Рабирий соблазнит-таки Фабию, не за месяц, может быть, но за год, поскольку терпелив и прилежен всегда, когда речь заходит о новой подлости. И никогда не добраться мне до Рима, поскольку страшно это далеко, не хватит ни денег на взятки, ни изобретательности на ухищрения, да и следят за мной, будут следить – Кинеф и его ребята все как один глазастые. Стоит мне только сбежать, а в Риме уж и ждать меня будут. Под руки – и назад, в дикие степи. А волшебная река, что несет меня, не в Тибр вовсе впадает, но в сумеречный Стикс.
5. В состав одного из притираний, разглаживающего морщины, входил жир речной рыбы-спицы, мелкой, хитрой и редкой. Я промерил задом весь берег Истра, пока нашел место, где пятнистая, увертливая эта тварь добывалась в потребных мне количествах.
К несчастью, рыбное место находилось на изрядном расстоянии от самого дальнего поселения гетов под названием Дым, на ничьей земле. Читай, на земле кочевых сарматов.
Каждый раз, закидывая леску с наживкой с выдающейся в омут коряги, я с тревогой ожидал появления из кустов гнилозубого сарматского чудовища с топором наперевес.
Поначалу я страшился появления сармата с топором. Но после даже отчасти его желал, хотелось в деле опробовать Барбиеву науку. Когда же я кое-как овладел гладиусом и начал понимать, сколь многое я не умел раньше и сколь многого еще не умею, я вновь принялся страшиться.
Не только ради Маркисса и его «мамочек» я добывал рыбу-спицу, но и для себя. Мои морщины тоже требовали ласковой заботы. Не явлюсь же я на глаза Фабии этаким заветрившимся фракийским сухофруктом!
Однажды, как раз когда я складывал улов в суму, набитую пыльной по осени крапивой – стрекательная ее зелень должна была предохранить рыбу от порчи – в мой омут зашла длинная лодка с высокой изогнутой кормой и изящными, как у молодой самки оленя, боками.
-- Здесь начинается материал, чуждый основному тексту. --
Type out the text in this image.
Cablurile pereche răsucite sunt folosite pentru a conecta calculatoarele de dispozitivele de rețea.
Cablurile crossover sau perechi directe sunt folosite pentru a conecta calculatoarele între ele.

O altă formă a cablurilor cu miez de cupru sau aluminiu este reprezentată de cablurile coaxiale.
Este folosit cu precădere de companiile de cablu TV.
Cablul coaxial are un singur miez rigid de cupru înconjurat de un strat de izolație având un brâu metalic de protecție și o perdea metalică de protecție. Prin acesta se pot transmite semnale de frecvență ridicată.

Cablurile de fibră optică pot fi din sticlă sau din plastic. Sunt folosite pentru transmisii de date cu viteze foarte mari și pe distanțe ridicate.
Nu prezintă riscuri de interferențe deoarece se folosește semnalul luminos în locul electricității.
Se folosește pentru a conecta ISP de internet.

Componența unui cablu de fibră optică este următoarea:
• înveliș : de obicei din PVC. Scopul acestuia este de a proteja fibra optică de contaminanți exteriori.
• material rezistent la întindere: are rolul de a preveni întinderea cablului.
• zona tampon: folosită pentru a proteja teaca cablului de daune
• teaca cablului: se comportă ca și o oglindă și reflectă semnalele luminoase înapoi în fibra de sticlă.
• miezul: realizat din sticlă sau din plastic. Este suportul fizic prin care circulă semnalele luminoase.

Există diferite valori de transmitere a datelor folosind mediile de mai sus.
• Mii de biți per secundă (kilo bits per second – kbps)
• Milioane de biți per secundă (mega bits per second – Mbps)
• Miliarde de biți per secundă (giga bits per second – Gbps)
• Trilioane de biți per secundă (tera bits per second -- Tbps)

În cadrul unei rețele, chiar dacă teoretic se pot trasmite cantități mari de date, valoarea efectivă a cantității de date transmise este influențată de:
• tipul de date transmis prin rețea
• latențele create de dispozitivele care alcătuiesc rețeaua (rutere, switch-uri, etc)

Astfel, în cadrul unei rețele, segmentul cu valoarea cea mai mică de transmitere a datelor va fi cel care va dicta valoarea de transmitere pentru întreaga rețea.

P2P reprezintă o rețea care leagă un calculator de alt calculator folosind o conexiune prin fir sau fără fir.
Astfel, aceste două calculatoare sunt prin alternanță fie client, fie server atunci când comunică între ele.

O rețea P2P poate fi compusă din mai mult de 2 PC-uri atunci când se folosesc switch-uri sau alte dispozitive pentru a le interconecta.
В ней стоял во весь рост невысокий неопределенного возраста человек. С весла, которое он держал наперевес, срывались серые виноградины капель и кольчатой рябью бежала от них врассыпную речная гладь. Взгляд лодочника поразил меня – он был водянистым и в тот же час жарким, огневым.
– Напрасно ты рыбачишь здесь, – сказал пришелец на хорошем греческом.
– Но мне нужна рыба-спица!
– Страсть к насыщению чрева не к лицу воину. Тем паче, она может стоить воину жизни!
– Ну уж…
– Сарматы часто заходят в эти места. Если они застигнут тебя, то ограбят и убьют. Душе воина будет обидно до срока расстаться с хорошо обжитым телом из-за рыбы. И еще много раз она будет воплощаться на земле в обличье зловредного червя, живущего в брюхе у рыбьих королев и питающегося их икрой.
– Ну и объясненьице… – скептически усмехнулся я. Мне польстило, что он принял меня за профессионального служителя Марса. – К сожалению, я не воин. Я поэт.
– Вот как? – глаза незнакомца сверкнули и он воззрился на меня с живым интересом. – Поэт?
– Да, так.
– Не врешь?
– Зачем еще…
– Тогда, может быть, прочтешь что-нибудь из своего? – лодка уткнулась носом в мою корягу. Глаза гостя, синие и влажные, очарованно сияли.
– Я не пишу на греческом. Да и говорю поневоле. Мой язык – латынь.
– Тогда прочти мне чужое! – просительно промолвил человек. Он положил весло на дно лодки и полузакрыл глаза – приготовился слушать.
Я принялся декламировать – тем более, что одно стихотворение тотчас словно денницей засияло. Именно этой любовной эпиграммой, сочиненной некогда печальным греком Асклепиадом, я, опытный развратник, впервые склонил пятнадцатилетнюю Фабию к любовной игре, не ведая еще тогда, что влюбился насмерть.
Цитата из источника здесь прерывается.